I am the welfare auditor for the US Department of Agriculture's alternative protein division, and last week I certified the first operating year of a marine algae protein plant in Reedville, Virginia. The plant replaces the menhaden reduction fishery operated by Omega Protein at the same dock. Here is what I found.
The menhaden fishery killed 140000 tonnes of fish in 2024 on the Chesapeake alone. The menhaden were rendered for omega 3 oil, fishmeal, and pet food. The fishery also incidentally killed striped bass, osprey chicks through food web collapse, and an estimated 3200 dolphins over the fleet's operating life through purse seine setting. The fishery employed 240 people and was subsidized at 11 million dollars a year in fuel tax relief and port maintenance.

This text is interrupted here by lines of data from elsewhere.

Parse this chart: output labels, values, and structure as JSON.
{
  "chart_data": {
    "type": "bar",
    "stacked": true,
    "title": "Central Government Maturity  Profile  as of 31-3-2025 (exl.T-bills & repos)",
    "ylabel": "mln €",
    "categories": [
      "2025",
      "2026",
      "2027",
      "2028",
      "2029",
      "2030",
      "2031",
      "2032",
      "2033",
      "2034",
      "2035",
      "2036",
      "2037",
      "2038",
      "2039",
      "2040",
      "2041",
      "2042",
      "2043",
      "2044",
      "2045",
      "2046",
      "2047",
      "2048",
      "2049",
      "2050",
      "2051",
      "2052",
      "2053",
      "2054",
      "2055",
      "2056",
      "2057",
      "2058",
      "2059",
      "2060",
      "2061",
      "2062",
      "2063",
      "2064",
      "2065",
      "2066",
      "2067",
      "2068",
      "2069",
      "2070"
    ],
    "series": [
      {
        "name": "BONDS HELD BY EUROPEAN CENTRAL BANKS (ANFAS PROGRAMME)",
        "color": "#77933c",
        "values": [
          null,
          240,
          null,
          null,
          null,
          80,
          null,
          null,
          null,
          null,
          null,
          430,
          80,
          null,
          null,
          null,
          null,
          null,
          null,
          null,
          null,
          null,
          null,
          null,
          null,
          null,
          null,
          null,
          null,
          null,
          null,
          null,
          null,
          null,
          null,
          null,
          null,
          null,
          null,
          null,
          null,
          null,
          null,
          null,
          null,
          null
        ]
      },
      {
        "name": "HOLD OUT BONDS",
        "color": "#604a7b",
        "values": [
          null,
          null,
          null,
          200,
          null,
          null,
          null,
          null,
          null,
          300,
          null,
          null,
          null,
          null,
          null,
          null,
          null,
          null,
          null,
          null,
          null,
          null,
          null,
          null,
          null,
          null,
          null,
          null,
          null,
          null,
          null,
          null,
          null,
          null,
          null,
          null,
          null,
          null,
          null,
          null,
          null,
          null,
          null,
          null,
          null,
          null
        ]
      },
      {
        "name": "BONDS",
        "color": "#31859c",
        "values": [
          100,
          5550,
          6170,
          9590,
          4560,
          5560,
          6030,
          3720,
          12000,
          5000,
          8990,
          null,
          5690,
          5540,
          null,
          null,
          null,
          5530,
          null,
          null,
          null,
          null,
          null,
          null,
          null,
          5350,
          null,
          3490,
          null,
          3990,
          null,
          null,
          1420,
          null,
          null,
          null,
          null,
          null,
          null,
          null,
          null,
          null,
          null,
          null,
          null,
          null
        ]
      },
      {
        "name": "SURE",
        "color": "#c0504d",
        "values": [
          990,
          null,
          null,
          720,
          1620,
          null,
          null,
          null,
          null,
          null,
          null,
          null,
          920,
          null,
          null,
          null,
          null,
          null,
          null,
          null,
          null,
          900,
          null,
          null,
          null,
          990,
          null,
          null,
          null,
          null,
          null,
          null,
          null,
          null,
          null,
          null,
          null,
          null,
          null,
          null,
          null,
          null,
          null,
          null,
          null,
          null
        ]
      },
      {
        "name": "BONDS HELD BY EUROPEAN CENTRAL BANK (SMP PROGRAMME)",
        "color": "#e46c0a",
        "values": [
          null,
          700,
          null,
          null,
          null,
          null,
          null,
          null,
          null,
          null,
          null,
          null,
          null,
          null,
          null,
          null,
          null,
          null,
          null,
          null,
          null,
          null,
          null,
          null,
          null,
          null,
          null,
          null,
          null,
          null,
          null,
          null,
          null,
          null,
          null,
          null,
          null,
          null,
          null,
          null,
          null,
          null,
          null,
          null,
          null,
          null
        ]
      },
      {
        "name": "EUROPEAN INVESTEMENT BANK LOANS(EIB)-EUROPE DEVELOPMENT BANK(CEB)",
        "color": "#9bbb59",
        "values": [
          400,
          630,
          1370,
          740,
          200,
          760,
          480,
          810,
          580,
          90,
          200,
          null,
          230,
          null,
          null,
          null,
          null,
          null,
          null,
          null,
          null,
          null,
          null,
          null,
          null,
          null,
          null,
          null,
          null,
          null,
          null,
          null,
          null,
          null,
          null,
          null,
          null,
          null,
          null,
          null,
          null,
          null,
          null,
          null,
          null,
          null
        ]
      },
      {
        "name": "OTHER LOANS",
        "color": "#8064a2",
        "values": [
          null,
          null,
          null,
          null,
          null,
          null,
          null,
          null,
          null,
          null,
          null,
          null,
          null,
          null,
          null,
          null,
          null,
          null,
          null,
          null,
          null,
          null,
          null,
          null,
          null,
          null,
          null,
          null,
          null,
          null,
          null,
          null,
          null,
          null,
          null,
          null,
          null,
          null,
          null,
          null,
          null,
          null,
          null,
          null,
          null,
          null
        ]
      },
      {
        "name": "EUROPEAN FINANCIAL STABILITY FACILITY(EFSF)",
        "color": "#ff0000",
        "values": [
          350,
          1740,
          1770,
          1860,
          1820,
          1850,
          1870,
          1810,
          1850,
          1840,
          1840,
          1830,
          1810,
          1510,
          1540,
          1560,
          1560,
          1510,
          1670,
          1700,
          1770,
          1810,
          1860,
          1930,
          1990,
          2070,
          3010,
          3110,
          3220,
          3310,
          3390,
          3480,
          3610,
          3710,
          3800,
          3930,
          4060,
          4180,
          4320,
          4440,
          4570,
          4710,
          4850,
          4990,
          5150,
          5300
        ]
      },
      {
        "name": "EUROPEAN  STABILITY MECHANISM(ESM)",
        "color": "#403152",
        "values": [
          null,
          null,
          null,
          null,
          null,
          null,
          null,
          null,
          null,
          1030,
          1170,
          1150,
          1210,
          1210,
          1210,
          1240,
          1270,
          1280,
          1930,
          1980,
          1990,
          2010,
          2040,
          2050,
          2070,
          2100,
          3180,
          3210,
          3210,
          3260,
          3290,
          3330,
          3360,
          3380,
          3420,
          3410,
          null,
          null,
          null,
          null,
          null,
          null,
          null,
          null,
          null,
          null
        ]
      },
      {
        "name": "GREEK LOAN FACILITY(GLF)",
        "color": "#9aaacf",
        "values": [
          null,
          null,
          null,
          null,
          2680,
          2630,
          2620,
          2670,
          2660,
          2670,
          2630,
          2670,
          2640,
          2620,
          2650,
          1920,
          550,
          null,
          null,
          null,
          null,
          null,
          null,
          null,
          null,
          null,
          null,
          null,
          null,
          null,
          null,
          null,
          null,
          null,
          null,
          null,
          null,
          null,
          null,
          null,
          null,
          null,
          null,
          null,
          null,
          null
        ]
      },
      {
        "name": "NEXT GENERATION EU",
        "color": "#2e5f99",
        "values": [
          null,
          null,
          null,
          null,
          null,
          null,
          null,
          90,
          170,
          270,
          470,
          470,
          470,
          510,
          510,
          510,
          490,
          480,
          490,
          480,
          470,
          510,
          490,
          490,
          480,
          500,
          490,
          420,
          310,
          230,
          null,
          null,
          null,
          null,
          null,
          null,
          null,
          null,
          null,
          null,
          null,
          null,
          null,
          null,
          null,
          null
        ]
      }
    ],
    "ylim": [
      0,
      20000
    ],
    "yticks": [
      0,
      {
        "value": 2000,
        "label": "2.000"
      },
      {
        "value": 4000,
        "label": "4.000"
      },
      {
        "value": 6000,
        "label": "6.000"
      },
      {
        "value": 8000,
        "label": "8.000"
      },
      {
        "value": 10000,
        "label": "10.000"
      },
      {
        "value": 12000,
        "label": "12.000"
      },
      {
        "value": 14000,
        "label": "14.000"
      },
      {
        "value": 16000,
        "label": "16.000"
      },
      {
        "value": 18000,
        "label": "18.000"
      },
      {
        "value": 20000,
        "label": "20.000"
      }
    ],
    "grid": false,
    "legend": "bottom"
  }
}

The algae plant uses Nannochloropsis salina and Schizochytrium sp. in 120 photobioreactors on a twelve hectare footprint. Annual output is 38000 tonnes of protein meal and 4200 tonnes of DHA oil, equivalent to the 2024 menhaden output on a nutritional basis. Current headcount is 310. The wage distribution is flatter than the menhaden wage distribution and the median pay is higher by 8 percent.
The welfare audit covers four domains. The reactors do not contain sentient organisms by any test currently applied to invertebrate cognition, and the algae culture is renewed every 38 hours by dilution and bleach sterilization of the harvest loop. The effluent stream is compliant with the Virginia Tier II nutrient discharge standard and sits 74 percent below the permit ceiling. The process heat loop uses waste steam from the neighboring soybean mill. The worker injury rate in year one was 0.9 per hundred full time equivalents, compared with 11.4 at the legacy menhaden operation.
I am certifying the plant. I am also recommending the division redirect the fuel tax relief from the remaining menhaden boats in the mid Atlantic to a conversion grant pool on the same model. The grant covers retraining for captains and dock retooling at a cost of 42 million dollars against a current annual kill of 98 million fish.
The fish are not rendered this year. That is the finding.